Как-то один из наших бумажных голубей, с кончиком в черниле, угодил в самое стекло очков Берты, оставив чернильное пятно. Она испуганно вскрикнула, не поняв сперва, в чем дело. И тут нам, наконец, стало стыдно. В классе несколько секунд стояла тишина, а Берта хотела было что-то сказать, но закашлялась и поднесла платочек ко рту. К счастью, прозвенел звонок, и она, ни слова не говоря, вышла. На следующих уроках уже никаких голубей не было. Но после летнего перерыва наша Зигфрид исчезла. Как оказалось, навсегда. Да, она не была педагогом. Ну, а кем были мы?
27. Заболели
В прохладный майский день 1927 года я заболел. Отец осмотрел меня, задумчиво погладил усы и сказал: скарлатина. И я был отправлен в Боткинскую больницу, расположенную тогда почти за городом.

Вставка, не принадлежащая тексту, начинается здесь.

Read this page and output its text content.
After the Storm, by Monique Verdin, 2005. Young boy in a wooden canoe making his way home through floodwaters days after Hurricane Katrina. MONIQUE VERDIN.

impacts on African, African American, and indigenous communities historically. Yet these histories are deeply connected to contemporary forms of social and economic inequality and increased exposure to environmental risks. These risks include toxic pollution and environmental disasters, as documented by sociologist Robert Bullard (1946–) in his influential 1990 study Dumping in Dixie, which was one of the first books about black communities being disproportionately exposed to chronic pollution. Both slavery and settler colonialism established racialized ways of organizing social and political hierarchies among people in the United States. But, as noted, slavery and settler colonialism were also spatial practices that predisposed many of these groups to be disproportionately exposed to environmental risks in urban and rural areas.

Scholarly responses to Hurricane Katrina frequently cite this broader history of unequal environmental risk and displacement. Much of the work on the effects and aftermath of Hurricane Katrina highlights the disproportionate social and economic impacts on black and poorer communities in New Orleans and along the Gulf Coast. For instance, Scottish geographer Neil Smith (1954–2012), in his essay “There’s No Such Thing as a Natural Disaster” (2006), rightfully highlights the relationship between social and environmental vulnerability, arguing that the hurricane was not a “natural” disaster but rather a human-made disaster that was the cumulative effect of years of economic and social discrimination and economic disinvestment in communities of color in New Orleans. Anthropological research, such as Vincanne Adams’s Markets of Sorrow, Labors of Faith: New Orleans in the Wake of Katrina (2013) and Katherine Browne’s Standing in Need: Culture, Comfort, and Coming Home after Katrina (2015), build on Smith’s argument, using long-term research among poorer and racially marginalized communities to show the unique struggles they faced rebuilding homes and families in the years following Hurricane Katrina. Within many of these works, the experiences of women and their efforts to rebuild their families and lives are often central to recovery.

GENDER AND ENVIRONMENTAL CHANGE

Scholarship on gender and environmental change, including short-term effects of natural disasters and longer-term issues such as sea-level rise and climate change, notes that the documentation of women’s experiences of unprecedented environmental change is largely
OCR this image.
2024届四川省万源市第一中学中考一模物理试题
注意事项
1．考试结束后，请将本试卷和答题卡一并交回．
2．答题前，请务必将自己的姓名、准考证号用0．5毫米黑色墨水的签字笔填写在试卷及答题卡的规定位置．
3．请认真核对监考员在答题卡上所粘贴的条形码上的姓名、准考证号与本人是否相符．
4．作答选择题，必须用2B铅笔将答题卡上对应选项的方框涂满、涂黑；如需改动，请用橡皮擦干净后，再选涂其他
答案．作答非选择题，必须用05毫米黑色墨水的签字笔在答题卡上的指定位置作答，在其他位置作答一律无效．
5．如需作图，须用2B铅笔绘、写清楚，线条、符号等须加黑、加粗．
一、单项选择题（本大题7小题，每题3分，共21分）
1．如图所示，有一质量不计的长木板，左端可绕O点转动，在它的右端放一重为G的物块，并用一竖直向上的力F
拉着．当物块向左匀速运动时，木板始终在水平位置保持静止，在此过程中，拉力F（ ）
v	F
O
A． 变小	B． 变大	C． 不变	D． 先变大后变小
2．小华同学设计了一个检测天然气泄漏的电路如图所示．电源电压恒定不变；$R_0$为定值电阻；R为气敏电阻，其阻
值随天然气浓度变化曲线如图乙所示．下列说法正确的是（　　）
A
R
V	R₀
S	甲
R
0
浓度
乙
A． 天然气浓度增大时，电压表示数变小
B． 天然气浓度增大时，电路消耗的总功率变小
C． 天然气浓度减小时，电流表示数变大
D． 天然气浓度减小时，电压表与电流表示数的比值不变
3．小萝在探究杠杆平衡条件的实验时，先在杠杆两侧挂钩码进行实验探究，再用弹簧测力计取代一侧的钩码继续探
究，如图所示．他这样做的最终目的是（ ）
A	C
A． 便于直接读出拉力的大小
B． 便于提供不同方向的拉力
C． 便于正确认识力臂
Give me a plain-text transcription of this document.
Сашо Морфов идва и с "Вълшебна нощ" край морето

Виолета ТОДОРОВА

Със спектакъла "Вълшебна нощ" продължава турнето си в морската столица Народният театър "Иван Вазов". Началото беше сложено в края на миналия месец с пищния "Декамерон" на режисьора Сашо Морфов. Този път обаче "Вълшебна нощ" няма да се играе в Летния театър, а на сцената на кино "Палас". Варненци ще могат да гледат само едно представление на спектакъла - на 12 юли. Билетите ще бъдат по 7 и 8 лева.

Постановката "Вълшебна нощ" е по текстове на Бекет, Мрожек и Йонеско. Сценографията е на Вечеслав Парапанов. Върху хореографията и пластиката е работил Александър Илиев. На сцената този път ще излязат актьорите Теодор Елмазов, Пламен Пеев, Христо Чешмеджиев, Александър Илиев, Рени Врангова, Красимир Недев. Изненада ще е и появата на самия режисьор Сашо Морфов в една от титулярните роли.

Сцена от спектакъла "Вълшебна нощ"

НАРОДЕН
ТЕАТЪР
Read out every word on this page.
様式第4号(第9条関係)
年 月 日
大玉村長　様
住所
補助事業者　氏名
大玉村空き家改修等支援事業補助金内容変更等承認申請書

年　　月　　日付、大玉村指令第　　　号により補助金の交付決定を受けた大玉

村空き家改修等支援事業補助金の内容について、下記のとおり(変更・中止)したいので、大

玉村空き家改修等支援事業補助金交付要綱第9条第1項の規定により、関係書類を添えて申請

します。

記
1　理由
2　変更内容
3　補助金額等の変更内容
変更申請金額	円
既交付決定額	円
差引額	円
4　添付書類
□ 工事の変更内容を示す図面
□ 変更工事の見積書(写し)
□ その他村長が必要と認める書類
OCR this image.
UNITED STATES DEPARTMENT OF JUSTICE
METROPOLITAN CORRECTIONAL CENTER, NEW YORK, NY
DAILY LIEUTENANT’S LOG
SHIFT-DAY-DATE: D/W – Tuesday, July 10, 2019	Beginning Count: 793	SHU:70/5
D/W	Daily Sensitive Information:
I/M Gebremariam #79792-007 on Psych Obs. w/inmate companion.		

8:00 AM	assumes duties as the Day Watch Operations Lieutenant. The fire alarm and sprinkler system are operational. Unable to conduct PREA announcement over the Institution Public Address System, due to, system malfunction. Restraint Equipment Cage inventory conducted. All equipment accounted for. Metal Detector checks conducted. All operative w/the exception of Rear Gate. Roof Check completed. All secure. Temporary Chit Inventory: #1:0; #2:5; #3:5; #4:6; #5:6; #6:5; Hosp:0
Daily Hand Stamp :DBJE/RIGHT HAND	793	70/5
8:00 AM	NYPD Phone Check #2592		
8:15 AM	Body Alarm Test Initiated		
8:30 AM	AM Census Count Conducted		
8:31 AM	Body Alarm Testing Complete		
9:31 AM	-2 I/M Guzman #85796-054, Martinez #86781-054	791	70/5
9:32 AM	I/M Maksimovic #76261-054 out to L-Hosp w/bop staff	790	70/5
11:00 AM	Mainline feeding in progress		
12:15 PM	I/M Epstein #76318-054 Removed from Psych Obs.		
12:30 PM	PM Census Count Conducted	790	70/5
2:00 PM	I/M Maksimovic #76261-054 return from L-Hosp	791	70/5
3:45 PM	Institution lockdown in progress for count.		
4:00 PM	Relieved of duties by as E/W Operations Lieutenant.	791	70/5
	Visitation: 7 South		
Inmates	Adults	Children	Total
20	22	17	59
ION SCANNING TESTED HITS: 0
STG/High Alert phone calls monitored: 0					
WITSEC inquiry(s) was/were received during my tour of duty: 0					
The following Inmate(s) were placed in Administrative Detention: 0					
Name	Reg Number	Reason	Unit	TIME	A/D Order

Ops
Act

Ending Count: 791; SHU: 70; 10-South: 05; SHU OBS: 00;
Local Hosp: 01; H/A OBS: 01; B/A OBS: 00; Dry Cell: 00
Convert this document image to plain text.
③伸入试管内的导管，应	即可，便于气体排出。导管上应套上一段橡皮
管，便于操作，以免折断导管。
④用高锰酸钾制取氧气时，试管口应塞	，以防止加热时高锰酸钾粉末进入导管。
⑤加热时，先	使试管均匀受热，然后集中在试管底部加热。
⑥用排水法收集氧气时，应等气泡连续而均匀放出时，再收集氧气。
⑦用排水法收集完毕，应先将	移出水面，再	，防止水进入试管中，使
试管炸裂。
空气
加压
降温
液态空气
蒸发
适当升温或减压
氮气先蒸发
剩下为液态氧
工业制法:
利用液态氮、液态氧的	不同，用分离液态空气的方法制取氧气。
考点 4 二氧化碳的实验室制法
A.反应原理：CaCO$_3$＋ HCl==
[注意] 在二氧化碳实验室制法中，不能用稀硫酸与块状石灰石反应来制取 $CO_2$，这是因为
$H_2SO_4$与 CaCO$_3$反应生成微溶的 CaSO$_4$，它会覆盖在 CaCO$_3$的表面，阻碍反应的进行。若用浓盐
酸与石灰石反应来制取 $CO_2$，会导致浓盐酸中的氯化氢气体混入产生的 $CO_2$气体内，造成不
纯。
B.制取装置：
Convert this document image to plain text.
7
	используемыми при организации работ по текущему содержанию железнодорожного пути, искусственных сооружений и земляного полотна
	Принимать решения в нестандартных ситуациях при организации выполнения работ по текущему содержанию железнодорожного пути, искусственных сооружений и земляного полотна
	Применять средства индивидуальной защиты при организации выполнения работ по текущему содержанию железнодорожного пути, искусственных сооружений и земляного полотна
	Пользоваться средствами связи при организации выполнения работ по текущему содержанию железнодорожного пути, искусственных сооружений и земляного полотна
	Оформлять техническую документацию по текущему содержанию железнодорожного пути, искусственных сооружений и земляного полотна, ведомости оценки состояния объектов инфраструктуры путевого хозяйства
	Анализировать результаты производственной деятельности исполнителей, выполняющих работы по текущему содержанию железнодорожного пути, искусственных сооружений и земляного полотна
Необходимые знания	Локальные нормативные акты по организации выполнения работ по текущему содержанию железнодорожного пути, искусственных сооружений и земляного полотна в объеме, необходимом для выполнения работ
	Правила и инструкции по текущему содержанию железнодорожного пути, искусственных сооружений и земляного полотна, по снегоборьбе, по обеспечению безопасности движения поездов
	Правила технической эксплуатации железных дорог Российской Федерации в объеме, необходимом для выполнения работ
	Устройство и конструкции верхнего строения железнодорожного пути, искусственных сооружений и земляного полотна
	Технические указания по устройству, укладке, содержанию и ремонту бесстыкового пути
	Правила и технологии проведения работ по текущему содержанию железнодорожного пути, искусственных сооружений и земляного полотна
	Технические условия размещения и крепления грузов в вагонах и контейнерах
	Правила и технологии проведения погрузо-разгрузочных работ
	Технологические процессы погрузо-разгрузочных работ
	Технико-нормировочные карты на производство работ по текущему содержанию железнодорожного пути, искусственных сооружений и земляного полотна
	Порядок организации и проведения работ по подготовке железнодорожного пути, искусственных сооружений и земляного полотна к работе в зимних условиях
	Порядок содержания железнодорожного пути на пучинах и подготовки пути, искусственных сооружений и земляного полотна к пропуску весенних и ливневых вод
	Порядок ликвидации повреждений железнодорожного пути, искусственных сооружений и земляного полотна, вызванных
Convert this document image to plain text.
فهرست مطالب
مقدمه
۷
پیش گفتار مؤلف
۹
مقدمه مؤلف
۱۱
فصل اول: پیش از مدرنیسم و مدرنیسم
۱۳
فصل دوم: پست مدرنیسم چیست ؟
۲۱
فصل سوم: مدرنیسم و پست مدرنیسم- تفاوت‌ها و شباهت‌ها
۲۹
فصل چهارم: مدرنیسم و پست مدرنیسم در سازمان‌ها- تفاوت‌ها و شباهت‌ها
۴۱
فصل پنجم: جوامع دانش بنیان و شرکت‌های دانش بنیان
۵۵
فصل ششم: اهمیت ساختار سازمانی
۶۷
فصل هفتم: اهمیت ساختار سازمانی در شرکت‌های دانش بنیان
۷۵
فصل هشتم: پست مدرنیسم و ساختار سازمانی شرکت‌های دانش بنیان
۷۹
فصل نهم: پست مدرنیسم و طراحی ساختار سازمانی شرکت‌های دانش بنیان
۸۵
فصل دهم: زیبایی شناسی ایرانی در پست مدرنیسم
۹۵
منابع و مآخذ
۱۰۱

За широким окном палаты синело небо и виднелась свежая майская зелень. Кроме моей койки, было еще три, но они пустовали.
На следующий день меня навестил папа. Он ласково потрепал мои горячие щеки и спросил: «Как дела, Малый?» Я потерся щекой об его прохладную руку и что-то пробормотал насчет книжек. «Книжки? Это можно. Только ты побольше спи».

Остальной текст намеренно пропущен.